Ando a ler uma tradução de Walser que saiu em 2005: Jakob Von Gunten. Não sou grande leitora de saídas recentes. Para dizer a verdade, os motivos que me fazem escolher um livro relevam muitas vezes da natureza do capricho. Desta vez, por exemplo, peguei no romance de Walser simplesmente por ter encontrado estas duas belíssimas capas num blogue.

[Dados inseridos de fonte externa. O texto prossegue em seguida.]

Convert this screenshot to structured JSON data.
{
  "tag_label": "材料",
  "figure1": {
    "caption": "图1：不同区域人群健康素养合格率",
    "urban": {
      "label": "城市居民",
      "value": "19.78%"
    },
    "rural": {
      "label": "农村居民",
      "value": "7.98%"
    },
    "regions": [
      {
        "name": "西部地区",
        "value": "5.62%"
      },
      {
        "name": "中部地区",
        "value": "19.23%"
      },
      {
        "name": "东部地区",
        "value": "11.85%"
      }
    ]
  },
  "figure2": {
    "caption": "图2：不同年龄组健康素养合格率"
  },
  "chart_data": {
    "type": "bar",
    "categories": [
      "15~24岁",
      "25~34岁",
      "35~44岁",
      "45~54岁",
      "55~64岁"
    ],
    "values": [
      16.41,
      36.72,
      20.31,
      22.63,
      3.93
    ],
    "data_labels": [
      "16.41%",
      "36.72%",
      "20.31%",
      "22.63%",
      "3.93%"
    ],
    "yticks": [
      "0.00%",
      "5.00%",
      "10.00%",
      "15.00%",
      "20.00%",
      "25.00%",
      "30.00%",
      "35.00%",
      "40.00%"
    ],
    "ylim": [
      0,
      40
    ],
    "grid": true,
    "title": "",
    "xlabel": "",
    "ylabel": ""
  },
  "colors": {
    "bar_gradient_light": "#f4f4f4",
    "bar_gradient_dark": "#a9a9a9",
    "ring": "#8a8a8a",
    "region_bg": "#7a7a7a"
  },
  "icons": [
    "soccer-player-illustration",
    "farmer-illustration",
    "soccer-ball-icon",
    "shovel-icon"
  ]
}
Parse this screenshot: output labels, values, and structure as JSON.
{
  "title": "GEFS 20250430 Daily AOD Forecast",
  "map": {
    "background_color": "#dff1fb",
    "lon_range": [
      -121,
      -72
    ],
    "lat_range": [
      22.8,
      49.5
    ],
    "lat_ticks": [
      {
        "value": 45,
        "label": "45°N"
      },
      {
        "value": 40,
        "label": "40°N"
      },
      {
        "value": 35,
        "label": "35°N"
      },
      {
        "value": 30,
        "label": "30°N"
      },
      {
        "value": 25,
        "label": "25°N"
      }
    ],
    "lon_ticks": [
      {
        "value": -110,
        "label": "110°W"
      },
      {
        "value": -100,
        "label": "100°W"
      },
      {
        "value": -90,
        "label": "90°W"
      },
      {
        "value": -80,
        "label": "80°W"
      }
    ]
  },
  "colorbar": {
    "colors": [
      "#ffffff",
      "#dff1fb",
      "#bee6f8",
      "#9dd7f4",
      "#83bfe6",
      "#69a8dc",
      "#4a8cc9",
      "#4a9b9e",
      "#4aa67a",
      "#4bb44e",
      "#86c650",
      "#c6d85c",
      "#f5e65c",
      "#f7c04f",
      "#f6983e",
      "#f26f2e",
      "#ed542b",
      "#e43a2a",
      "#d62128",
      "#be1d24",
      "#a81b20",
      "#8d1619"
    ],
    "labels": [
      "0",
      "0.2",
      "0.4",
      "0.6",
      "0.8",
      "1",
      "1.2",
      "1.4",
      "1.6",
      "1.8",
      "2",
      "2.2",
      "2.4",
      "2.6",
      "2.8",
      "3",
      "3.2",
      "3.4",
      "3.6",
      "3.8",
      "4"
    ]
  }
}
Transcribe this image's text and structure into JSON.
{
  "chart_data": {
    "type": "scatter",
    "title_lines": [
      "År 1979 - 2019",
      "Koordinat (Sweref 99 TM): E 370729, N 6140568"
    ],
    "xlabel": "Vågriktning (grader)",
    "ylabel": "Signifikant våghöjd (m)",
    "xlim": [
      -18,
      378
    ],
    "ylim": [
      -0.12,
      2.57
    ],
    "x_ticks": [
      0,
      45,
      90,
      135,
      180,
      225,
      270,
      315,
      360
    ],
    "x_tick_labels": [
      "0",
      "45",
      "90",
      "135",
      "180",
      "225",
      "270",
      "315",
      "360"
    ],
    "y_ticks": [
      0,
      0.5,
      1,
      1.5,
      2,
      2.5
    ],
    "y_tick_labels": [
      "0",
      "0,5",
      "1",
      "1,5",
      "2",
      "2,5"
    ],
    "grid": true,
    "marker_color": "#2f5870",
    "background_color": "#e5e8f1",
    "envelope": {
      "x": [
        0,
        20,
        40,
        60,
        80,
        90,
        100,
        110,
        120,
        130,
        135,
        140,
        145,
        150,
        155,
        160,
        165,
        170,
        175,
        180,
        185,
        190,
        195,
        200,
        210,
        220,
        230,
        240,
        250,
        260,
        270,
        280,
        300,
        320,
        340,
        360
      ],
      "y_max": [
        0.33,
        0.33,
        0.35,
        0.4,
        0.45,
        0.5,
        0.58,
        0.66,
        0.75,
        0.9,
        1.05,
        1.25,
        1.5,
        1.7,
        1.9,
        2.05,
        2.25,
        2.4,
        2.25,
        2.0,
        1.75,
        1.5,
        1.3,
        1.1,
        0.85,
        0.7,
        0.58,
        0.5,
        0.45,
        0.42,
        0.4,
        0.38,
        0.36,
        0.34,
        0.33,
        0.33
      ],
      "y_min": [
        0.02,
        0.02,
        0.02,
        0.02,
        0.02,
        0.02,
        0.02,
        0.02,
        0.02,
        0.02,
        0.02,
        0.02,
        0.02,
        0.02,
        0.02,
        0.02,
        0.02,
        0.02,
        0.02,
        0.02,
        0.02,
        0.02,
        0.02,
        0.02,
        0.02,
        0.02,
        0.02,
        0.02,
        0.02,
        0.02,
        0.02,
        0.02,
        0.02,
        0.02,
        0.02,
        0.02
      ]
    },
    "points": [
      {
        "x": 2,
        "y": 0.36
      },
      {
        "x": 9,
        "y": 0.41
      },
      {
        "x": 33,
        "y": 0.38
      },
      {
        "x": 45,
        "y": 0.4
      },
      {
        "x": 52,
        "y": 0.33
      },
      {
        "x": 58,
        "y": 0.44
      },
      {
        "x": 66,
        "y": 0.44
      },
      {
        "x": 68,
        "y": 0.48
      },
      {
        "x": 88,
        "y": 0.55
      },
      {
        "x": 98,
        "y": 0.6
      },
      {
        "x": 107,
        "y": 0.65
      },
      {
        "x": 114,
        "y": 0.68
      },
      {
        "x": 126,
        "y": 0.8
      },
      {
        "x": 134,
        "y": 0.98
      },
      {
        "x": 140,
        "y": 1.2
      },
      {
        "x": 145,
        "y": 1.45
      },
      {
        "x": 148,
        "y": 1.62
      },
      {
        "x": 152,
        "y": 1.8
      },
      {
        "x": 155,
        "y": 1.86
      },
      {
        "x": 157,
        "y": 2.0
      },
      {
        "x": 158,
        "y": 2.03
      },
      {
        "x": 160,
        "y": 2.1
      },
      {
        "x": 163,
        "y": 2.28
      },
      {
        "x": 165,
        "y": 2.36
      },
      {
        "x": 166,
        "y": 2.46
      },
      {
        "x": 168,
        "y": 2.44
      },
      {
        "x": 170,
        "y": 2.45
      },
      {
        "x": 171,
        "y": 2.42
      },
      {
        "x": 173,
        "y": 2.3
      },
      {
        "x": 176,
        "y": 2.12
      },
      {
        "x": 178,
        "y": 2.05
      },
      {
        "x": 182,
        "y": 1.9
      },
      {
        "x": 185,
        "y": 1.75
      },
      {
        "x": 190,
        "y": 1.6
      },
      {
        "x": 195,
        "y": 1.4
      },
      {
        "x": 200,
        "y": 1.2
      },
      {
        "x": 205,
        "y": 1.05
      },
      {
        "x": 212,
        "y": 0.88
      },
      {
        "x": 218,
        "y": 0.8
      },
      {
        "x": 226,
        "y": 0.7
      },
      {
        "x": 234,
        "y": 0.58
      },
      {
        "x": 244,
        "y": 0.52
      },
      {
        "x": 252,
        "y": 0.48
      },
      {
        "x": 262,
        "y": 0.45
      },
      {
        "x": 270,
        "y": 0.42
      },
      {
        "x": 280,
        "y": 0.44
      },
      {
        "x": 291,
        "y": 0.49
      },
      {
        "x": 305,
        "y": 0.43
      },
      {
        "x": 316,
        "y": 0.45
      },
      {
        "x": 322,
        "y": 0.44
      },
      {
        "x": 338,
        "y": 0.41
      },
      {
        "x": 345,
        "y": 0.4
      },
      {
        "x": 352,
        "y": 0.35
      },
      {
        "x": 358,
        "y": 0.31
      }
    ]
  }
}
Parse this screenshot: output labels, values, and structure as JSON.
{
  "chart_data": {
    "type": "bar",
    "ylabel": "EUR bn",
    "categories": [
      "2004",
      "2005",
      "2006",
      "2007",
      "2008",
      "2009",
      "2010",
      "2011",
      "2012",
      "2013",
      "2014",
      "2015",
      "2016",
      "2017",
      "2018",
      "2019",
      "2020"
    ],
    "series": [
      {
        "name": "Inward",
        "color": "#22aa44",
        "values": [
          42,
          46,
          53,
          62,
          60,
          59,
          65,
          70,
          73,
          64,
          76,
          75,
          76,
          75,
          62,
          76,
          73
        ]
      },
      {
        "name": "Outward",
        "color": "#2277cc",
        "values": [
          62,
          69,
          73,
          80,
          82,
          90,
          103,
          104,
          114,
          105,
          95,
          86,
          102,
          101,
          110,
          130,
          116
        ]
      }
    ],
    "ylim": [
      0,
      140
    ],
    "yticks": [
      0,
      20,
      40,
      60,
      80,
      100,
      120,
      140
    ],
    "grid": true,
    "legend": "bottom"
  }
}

Ainda vou muito no início. Para já, no passo que se segue, gostei imenso da relação inusitada que se estabelece entre contar histórias, estar deitado na cama vestido e calçado e infringir os regulamentos:
«Nós, eu e ele, muitas vezes nos deitamos juntos na cama do meu quarto, vestidos, sem tirar os sapatos, e fumamos cigarros, o que vai contra os regulamentos. Schacht gosta de infringir os regulamentos, e eu, digo-o abertamente, não gosto menos. Contamos grandes histórias um ao outro, enquanto estamos assim deitados, histórias da vida, ou seja, reais, mas sobretudo histórias inventadas com acontecimentos que apanhamos do ar. E então à nossa volta tudo parece levemente ressoar num movimento ascendente e descendente ao longo das paredes. O quarto estreito e escuro estende-se, surgem estradas, salões, cidades, palácios, pessoas e paisagens desconhecidas, trovões e sussurros, prantos e conversas, e assim por diante.»